Глафира не удивилась, зная, что нынче тот боится всякого греха как примерный поп и семьянин. Наконец вышел Дмитрий и, обернувшись к дверце кареты, подал руку невесте. Поджидавшие у крыльца жена и дочка Фомы Ершова осыпали невесту цветами белых нарциссов, произраставших в барской оранжерее, за которой они продолжали ухаживать, несмотря на свой новый статус. Сам Фома Ершов в это время поджигал фейерверки, установленные вокруг фонтана.
Глафира открыла было рот, чтобы приветствовать молодоженов заготовленными прибаутками, но тотчас онемела при виде невесты и осталась стоять, бессмысленно вытаращив глаза. Она не понимала ничего, кроме одного — ее план провалился, вместо безвольной мямли Настеньки, обещавшей вскоре превратиться в сырую рыхлую бабу, рядом с ее любовником оказалась неизвестная девица, с виду дворянка, с гордым горящим взглядом и весьма решительным выражением лица.

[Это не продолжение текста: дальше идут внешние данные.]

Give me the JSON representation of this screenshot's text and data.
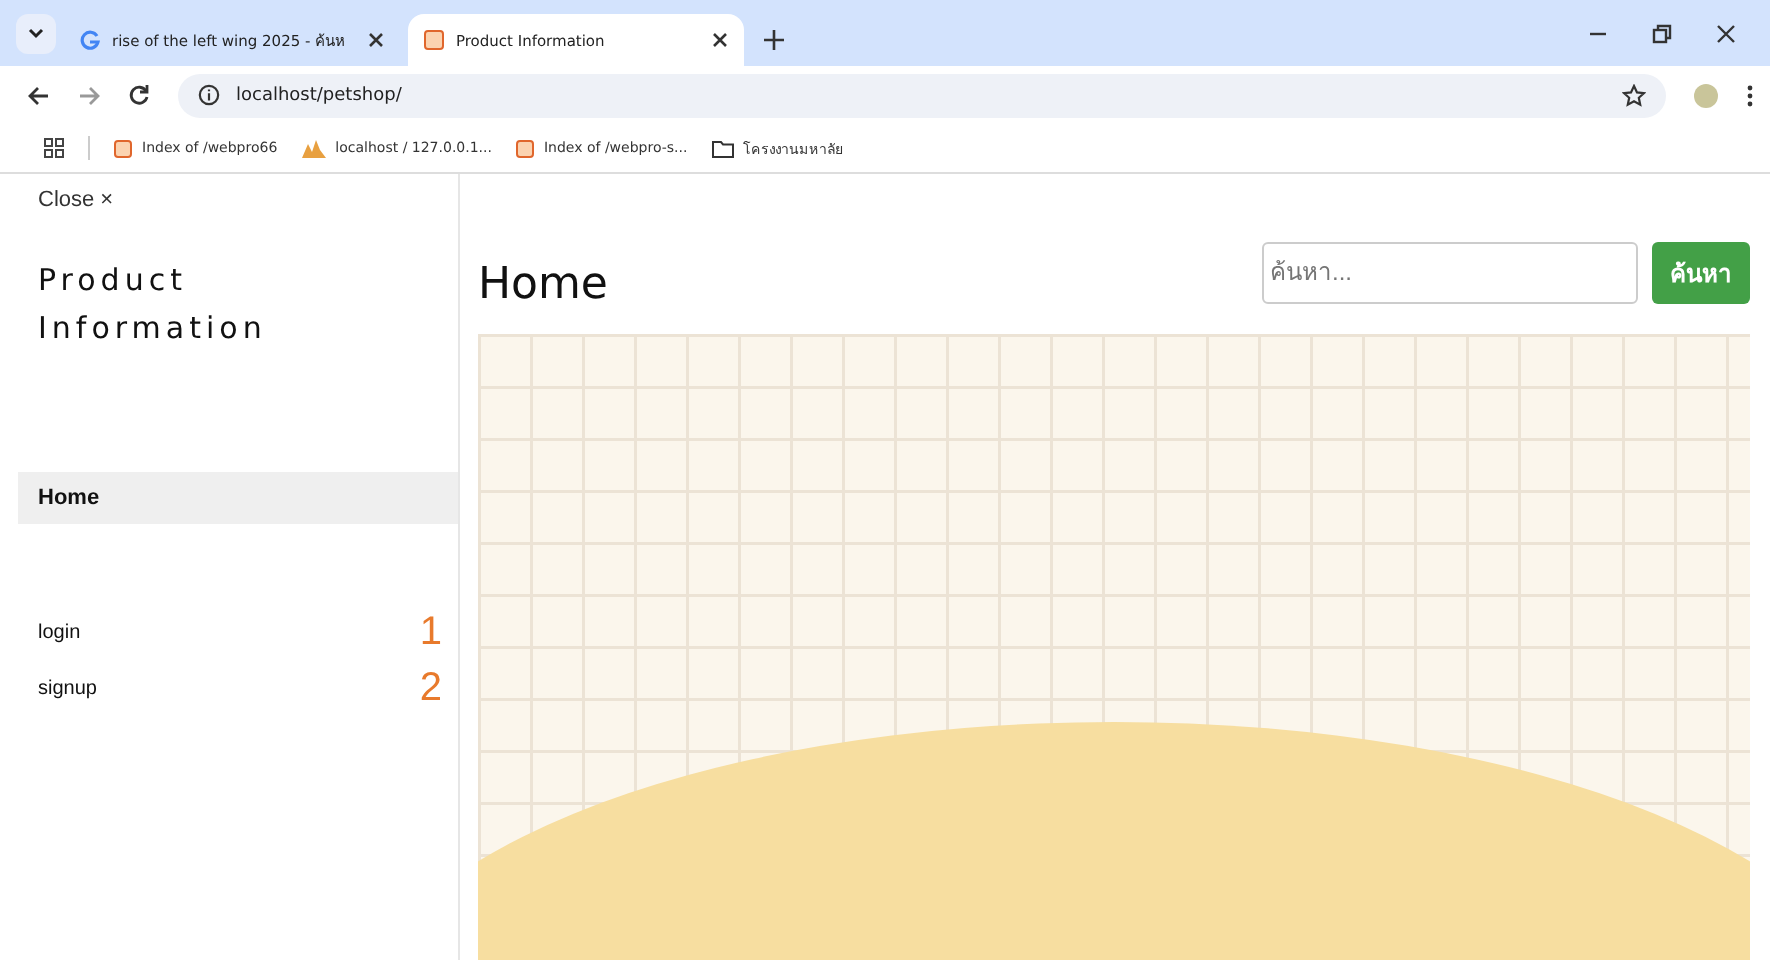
{
  "browser": {
    "tabs": [
      {
        "title": "rise of the left wing 2025 - ค้นห",
        "selected": false
      },
      {
        "title": "Product Information",
        "selected": true
      }
    ],
    "address": "localhost/petshop/",
    "bookmarks": [
      {
        "label": "Index of /webpro66"
      },
      {
        "label": "localhost / 127.0.0.1..."
      },
      {
        "label": "Index of /webpro-s..."
      },
      {
        "label": "โครงงานมหาลัย"
      }
    ]
  },
  "sidebar": {
    "close": "Close ×",
    "title": "Product Information",
    "items": [
      {
        "label": "Home",
        "selected": true
      }
    ],
    "links": [
      {
        "label": "login",
        "annotation": "1"
      },
      {
        "label": "signup",
        "annotation": "2"
      }
    ]
  },
  "main": {
    "heading": "Home",
    "search": {
      "placeholder": "ค้นหา...",
      "button": "ค้นหา"
    }
  }
}
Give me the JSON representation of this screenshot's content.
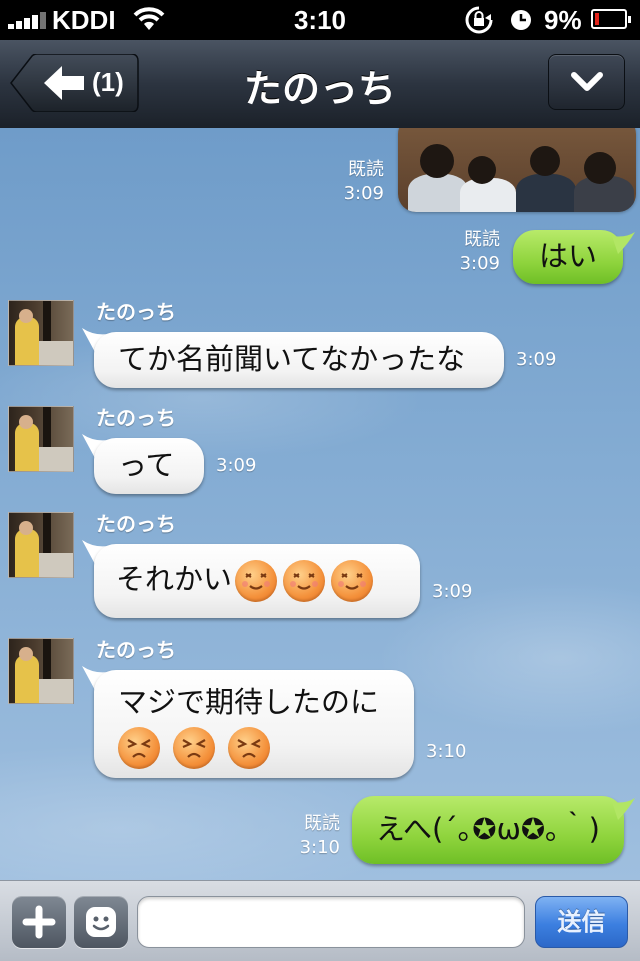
{
  "status_bar": {
    "carrier": "KDDI",
    "time": "3:10",
    "battery_percent": "9%",
    "battery_level": 0.09,
    "battery_color": "#e0241b"
  },
  "nav": {
    "back_icon": "left-arrow-icon",
    "back_badge": "(1)",
    "title": "たのっち",
    "menu_icon": "chevron-down-icon"
  },
  "messages": {
    "m0": {
      "side": "outgoing",
      "type": "photo",
      "read": "既読",
      "time": "3:09"
    },
    "m1": {
      "side": "outgoing",
      "read": "既読",
      "time": "3:09",
      "text": "はい"
    },
    "m2": {
      "side": "incoming",
      "sender": "たのっち",
      "time": "3:09",
      "text": "てか名前聞いてなかったな"
    },
    "m3": {
      "side": "incoming",
      "sender": "たのっち",
      "time": "3:09",
      "text": "って"
    },
    "m4": {
      "side": "incoming",
      "sender": "たのっち",
      "time": "3:09",
      "text": "それかい",
      "emoji": [
        "smiling-face-icon",
        "smiling-face-icon",
        "smiling-face-icon"
      ]
    },
    "m5": {
      "side": "incoming",
      "sender": "たのっち",
      "time": "3:10",
      "text": "マジで期待したのに",
      "emoji": [
        "frustrated-face-icon",
        "frustrated-face-icon",
        "frustrated-face-icon"
      ]
    },
    "m6": {
      "side": "outgoing",
      "read": "既読",
      "time": "3:10",
      "text": "えへ(´｡✪ω✪｡｀)"
    }
  },
  "input_bar": {
    "plus_icon": "plus-icon",
    "sticker_icon": "sticker-face-icon",
    "message_value": "",
    "send_label": "送信"
  },
  "colors": {
    "outgoing_bubble": "#8fd43d",
    "incoming_bubble": "#ffffff",
    "send_button": "#3c7fe0"
  }
}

— Вот, дорогая моя Елена Денисовна, это и есть наша никудышная сваха, — указал на замершую Глашку отставной штабс-капитан Савельев и со злой усмешкой добавил: — Не за свое дело взялась, ей бы коров с быками сводить!
Васька заржал. Священнику было не до смеха, он сохранял такой суровый, мрачный вид, словно только что совершил обряд отпевания покойника, а не венчания. В это время зажглись фейерверки, и все присутствующие дружно закричали: «Ура! Да здравствуют молодые!» Когда свадебная процессия скрылась в доме, Глашка, как подкошенная, осела на крыльцо, уронив наземь хлеб и рассыпав вокруг себя соль.
— Что же ты, дура безрукая, наделала?! — крикнула ей в сердцах жена Фомы Ершова. — Ведь молодые из-за тебя станут ссориться!
Глафира не слышала упреков. Одного взгляда на новобрачную ей хватило, чтобы понять — власть над Савельевым утрачена навеки. А если, не дай бог, невеста богата и бывший барин окажется при деньгах, так, пожалуй, он и дом костромской у нее отсудит! И пойдет она по миру, всеми ненавидимая, одинокая, нищая, а в гербовой карете станет разъезжать проклятая незнакомка… От этих мыслей скорбное оцепенение исчезло, уступив место отчаянию. Глафира, вцепившись в свои толстые смоляные косы, обвернутые вокруг головы, заревела так, что даже выпь на болоте проснулась и ответила ей пронзительным, истеричным криком. Крестьяне же, слыша издали этот рев, думали, что Глафира соблюдает старинные обычаи и оплакивает сосватанную ею невесту, как положено.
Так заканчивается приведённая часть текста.